I spent several days-I estimated them as six-either in my little corner or in communion with my wife. On the seventh day in the evening I heard Umama utter a cry as I sat in my closet. She had seen a basket lowered with a rope from the cellar entrance. I inspected the basket's contents and discovered food, water containers, and a note from Hammuda. He told me that "troops from Sultan Baybars had come to the encampment three times; they had searched everywhere and asked about you, holy man of God. I denied all knowledge of you, and so did the other members of the tribe. With that they went away. Through God's power, the ordeal will soon be over!"

"Our ordeal will be over soon, Umama!" I yelled to my wife. "Very soon."

She looked delighted at the news, although a cough kept preventing her from saying so. I gave her some honey mixed with oil. With God's help the cough became less severe. The next day, being the one when pilgrims go up to Mina, I invited my wife to do a virtual performance of the pilgrimage rituals, and she proceeded to join me, exactly like Al-Hallaj and others who were not able to perform the pilgrimage itself. When we had finished, we recited the name of God many times, then spent the tenth day relaxing, and making up for the food and sleep we had missed.

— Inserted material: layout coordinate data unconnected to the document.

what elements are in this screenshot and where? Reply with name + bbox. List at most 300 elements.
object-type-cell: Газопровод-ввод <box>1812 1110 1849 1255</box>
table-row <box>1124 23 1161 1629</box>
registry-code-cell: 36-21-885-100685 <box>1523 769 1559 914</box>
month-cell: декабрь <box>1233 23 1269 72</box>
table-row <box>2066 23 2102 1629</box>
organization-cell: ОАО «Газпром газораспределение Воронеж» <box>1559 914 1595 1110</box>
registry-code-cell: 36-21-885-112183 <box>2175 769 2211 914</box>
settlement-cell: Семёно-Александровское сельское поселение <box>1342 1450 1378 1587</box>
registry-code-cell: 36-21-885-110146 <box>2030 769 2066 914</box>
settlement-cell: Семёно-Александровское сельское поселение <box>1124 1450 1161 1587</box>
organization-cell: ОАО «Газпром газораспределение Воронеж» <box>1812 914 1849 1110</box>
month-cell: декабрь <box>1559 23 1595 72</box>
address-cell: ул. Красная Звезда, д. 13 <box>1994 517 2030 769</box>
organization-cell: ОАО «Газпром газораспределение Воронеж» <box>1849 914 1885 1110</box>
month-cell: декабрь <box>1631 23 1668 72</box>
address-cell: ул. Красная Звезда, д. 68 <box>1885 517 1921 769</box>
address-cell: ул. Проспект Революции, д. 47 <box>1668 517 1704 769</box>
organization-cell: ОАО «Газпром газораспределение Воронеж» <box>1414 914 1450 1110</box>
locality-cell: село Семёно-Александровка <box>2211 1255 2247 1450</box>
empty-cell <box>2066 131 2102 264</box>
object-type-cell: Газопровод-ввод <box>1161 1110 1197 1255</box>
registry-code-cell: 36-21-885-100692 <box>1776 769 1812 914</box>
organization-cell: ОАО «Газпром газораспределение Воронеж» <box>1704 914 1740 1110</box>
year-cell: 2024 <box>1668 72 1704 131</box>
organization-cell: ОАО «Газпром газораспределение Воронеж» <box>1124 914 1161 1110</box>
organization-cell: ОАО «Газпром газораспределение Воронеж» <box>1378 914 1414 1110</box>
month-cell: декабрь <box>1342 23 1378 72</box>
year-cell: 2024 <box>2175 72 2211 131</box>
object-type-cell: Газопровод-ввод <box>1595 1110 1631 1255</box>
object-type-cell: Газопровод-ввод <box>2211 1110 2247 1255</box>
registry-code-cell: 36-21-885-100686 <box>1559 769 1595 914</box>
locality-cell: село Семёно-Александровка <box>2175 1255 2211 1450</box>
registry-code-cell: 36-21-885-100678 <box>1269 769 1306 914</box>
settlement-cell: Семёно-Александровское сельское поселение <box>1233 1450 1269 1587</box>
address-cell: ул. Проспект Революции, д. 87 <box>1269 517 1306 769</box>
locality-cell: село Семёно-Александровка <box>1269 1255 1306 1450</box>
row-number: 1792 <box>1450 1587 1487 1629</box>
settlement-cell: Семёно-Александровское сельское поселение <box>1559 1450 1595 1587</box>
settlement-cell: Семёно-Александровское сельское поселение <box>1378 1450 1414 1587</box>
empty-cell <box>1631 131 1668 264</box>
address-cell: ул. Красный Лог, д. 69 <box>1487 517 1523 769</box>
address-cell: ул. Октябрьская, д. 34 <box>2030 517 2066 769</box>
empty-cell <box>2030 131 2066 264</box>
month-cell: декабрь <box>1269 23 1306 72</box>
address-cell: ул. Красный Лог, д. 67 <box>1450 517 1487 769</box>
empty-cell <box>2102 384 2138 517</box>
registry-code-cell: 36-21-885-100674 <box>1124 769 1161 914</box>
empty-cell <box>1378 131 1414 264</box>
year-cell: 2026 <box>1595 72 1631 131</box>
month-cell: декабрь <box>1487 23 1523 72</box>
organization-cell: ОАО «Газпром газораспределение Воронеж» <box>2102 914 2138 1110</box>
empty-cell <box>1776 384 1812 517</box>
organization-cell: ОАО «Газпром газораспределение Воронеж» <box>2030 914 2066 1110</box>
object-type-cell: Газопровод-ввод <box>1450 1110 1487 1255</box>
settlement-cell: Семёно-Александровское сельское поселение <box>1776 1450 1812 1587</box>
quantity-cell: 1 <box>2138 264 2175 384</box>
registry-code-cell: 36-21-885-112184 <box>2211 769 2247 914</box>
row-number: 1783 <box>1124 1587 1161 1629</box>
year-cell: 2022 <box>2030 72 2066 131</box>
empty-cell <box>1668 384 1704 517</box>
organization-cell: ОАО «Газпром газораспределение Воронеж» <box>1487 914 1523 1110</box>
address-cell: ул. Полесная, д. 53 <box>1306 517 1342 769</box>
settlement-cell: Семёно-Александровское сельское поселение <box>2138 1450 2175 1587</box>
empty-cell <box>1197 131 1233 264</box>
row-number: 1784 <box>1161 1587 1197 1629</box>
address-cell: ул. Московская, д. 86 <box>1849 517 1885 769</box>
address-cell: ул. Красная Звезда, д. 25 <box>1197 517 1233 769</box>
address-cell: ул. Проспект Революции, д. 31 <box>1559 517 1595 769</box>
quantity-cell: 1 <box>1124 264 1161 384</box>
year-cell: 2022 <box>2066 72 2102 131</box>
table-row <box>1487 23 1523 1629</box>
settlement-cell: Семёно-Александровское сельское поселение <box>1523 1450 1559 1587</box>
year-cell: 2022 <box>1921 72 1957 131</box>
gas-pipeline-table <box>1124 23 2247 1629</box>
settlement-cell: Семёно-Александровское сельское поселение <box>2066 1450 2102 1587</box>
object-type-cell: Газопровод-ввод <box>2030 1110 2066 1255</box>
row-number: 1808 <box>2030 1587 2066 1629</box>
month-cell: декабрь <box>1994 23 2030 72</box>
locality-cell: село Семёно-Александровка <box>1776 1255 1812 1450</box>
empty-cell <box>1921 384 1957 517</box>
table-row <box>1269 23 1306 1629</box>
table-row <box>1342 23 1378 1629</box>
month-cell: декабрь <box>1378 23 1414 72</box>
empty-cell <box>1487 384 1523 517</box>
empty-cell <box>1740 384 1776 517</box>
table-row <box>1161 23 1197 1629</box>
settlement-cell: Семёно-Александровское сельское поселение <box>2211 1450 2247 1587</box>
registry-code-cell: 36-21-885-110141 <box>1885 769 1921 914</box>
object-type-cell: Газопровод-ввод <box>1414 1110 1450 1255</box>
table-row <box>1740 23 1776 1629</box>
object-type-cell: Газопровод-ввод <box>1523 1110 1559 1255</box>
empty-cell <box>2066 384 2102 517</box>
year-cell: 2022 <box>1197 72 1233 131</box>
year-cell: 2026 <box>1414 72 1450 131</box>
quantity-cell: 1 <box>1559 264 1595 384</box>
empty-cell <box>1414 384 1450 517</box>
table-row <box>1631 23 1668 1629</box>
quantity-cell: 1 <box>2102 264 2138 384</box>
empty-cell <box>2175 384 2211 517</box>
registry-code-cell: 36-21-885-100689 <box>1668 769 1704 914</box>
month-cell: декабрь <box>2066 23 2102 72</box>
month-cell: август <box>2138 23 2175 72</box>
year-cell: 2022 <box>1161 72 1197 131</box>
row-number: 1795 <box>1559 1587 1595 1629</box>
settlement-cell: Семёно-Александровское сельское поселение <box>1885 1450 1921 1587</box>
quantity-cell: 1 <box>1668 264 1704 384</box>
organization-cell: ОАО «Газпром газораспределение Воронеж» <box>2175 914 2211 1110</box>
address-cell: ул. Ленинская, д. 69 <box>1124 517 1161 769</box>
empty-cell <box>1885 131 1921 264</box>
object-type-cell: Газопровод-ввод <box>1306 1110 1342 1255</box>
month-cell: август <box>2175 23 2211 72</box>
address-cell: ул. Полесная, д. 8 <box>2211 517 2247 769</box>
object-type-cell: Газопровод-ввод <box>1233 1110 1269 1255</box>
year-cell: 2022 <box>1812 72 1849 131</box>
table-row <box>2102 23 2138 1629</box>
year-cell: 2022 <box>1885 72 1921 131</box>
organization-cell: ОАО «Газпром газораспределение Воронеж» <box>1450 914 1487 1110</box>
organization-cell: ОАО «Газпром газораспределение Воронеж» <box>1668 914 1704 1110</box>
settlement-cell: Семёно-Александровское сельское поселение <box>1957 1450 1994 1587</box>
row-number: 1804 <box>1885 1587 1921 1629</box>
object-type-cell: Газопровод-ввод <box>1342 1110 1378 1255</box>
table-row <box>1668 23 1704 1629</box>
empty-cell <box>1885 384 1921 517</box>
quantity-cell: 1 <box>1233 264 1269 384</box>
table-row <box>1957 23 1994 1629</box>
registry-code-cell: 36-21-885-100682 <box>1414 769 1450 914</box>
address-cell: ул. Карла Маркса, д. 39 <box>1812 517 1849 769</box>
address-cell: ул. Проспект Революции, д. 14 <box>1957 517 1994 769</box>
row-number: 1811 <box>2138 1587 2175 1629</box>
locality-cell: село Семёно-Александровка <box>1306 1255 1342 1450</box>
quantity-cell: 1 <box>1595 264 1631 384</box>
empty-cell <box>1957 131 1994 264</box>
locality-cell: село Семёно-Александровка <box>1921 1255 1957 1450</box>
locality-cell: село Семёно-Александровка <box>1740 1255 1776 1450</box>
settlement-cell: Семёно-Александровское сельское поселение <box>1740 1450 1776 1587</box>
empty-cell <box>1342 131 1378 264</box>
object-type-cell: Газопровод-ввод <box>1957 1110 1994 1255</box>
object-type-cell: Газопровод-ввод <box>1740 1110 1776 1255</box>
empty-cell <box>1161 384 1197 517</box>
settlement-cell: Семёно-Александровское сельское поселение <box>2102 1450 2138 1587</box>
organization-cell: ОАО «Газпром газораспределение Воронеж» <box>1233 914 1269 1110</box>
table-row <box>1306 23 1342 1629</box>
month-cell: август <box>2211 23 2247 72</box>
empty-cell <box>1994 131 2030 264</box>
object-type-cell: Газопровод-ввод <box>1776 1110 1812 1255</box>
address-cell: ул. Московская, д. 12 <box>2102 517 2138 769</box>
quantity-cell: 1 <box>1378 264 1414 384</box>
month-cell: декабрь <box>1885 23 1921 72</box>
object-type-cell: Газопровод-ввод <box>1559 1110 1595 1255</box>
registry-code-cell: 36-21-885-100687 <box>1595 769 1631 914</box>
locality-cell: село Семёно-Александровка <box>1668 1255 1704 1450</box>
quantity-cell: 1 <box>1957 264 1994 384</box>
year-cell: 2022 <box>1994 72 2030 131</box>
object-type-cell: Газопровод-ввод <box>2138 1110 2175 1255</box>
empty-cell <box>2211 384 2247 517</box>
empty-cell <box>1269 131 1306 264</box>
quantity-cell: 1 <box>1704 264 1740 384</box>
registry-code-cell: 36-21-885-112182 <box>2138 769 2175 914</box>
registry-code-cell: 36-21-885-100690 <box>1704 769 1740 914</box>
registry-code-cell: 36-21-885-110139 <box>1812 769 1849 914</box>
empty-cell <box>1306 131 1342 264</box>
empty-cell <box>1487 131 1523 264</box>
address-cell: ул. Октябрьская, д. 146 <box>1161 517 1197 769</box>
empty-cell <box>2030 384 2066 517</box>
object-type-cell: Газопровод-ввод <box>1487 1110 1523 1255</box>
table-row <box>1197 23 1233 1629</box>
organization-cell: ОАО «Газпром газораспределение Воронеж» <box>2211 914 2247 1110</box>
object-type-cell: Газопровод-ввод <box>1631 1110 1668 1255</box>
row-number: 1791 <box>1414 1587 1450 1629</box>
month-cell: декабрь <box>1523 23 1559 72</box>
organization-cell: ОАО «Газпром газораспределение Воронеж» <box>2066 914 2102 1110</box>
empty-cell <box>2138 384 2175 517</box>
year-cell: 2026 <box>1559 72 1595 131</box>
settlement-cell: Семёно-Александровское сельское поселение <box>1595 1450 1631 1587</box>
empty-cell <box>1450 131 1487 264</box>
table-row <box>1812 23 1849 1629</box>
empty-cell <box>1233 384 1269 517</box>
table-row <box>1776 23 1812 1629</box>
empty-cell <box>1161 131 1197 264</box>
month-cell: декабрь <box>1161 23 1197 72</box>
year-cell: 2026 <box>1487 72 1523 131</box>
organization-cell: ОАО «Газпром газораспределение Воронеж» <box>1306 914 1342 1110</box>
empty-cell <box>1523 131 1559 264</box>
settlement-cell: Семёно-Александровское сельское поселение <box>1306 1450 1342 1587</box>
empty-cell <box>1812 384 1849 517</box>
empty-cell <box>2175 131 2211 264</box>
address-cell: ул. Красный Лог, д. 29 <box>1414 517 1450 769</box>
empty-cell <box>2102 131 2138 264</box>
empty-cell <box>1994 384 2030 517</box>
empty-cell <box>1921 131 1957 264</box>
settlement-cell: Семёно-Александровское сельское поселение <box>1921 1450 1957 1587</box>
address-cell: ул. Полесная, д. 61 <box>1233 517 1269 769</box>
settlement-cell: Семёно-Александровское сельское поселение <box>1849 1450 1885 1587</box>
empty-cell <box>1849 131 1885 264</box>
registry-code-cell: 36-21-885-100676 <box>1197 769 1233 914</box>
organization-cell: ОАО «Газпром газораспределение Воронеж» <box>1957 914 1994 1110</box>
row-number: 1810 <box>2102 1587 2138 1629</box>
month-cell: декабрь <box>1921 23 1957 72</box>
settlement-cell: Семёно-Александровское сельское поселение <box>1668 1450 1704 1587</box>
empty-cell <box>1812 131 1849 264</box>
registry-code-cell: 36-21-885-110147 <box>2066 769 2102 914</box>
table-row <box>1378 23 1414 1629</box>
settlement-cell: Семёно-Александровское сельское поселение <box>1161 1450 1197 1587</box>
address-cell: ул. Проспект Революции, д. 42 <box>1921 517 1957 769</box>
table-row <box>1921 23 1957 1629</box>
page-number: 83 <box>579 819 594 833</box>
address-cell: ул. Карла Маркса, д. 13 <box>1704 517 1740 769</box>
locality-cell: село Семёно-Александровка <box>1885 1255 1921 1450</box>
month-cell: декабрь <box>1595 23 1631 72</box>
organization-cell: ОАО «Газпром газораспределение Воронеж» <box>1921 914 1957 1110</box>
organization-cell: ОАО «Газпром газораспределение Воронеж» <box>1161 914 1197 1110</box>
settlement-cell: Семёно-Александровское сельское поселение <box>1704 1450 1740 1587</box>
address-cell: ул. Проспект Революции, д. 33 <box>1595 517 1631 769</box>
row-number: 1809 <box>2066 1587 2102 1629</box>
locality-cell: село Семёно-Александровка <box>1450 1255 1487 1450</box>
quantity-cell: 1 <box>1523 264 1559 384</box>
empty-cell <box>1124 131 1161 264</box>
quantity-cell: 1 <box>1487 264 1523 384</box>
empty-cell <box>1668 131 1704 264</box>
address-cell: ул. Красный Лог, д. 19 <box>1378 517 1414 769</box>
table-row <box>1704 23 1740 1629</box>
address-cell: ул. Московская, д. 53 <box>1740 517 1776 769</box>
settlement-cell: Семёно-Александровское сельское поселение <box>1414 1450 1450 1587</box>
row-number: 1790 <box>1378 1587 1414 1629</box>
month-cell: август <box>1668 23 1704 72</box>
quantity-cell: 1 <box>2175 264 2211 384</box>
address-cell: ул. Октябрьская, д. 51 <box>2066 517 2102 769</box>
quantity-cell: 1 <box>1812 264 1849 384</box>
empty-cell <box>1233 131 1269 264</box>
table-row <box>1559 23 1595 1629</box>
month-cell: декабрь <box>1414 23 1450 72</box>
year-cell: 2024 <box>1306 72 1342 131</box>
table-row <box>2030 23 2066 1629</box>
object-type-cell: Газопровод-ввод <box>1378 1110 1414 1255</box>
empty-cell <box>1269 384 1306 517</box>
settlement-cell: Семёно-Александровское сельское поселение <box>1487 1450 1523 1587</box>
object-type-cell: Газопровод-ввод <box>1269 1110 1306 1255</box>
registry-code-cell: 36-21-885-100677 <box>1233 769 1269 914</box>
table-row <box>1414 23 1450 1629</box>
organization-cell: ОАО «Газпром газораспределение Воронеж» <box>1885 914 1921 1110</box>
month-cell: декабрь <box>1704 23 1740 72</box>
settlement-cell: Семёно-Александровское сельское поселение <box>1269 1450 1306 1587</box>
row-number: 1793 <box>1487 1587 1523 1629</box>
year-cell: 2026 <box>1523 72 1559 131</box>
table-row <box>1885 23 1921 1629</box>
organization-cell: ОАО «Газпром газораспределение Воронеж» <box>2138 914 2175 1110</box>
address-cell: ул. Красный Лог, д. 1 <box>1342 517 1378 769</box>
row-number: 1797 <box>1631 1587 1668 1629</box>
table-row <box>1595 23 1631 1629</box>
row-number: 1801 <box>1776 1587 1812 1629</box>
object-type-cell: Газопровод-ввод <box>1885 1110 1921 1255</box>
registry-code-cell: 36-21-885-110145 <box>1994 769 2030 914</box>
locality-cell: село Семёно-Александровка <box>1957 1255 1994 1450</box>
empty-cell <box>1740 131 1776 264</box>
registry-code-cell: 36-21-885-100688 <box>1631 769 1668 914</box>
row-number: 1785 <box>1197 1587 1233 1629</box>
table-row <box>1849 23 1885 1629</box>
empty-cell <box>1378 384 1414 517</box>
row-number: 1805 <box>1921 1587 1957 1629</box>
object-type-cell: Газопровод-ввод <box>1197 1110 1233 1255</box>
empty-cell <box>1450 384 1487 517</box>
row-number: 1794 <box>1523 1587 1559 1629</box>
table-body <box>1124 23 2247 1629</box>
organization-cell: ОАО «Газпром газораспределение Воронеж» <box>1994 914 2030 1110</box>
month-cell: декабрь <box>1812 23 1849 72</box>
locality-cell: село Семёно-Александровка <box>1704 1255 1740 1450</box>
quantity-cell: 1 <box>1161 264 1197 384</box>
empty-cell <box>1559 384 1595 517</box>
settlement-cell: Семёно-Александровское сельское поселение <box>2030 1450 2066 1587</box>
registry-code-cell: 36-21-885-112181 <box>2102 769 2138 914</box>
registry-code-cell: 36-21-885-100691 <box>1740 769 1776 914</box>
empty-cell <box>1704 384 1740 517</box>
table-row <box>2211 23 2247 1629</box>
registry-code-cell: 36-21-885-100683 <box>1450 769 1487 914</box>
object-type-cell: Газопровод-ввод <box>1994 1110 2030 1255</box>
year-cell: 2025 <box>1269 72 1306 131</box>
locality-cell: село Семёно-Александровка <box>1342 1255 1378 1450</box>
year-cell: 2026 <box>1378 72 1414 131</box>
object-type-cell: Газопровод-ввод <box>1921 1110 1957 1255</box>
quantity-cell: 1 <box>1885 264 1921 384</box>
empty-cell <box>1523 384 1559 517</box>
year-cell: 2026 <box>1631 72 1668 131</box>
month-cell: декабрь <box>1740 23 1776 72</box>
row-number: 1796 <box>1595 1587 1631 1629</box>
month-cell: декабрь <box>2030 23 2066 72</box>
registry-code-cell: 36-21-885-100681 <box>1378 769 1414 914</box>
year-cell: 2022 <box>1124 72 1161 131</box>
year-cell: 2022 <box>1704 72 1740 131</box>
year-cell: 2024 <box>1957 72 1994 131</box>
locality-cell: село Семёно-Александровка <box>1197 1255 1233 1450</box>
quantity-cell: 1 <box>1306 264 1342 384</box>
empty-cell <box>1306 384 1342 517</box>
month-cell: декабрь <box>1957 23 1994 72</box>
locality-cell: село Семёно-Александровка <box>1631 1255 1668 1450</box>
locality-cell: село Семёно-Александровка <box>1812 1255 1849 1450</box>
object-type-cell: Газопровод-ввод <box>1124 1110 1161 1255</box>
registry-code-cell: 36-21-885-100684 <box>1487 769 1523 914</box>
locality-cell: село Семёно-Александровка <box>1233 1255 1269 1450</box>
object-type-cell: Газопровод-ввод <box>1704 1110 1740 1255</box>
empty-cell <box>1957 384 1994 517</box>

The next morning, a table was lowered that for both of us was a festival in itself. We put on the finest clothes that we had been given as gifts by the generous folk above us, performed the festival prayers, and then took turns reciting muwashshahahs and songs. Then I did what I loved to do so much, namely pacing and strutting up and down the cellar, followed by my wife, who perfumed me with incense and sprayed scented water over me. She was ululating and praising the fine clothes I was wearing. She also offered prayers of protection on my behalf against those who kept conspiring against me and all my enemies. We spent some remarkable hours this way, during the course of which I was able to extricate myself from all thought of the devious tactics of those enemies and to confront the challenges involved with a spirit of pure joy and lofty intent. From morning till night that particular day was filled with happiness and precious moments of sheer enjoyment. The feeling only came to an end when our eyelids started to droop, and we performed the five prayers together.

Very early in the morning I was awakened by the sound of my wife's coughing hard. I lit a candle and noticed that she was looking very pale and breathing with great difficulty. It was clear to me that honey and oil were not enough to deal with the situation; what she needed was fresh air. I shinned up the ladder and started knocking hard on the door, asking for someone to come and help. It was not long before Hammuda was looking down at me anxiously, wanting to know what the problem was. I told him that my wife was not well, so he brought two women and told them to them get my wife out of the cellar as quickly as possible and help her in any way they could. It took only a few moments for one of them to check on my wife and give us the good news that she had completely recovered. I took a deep breath, then asked my colleague, once I was back inside the cellar, whether I too could come out into the fresh air. He gave me the choice, but told me that, if I came out now, there was still a distinct danger, whereas if I could stand staying in there a couple of days more till Baybars and his army had left, it would be better. Any danger to which I might be exposed would also inevitably involve the people who had been so generous to me and had protected me from hunger and worry. Bidding my companion farewell once again, I told him that patience and endurance were my decision and my best weapon-may God protect you and your people from all harm!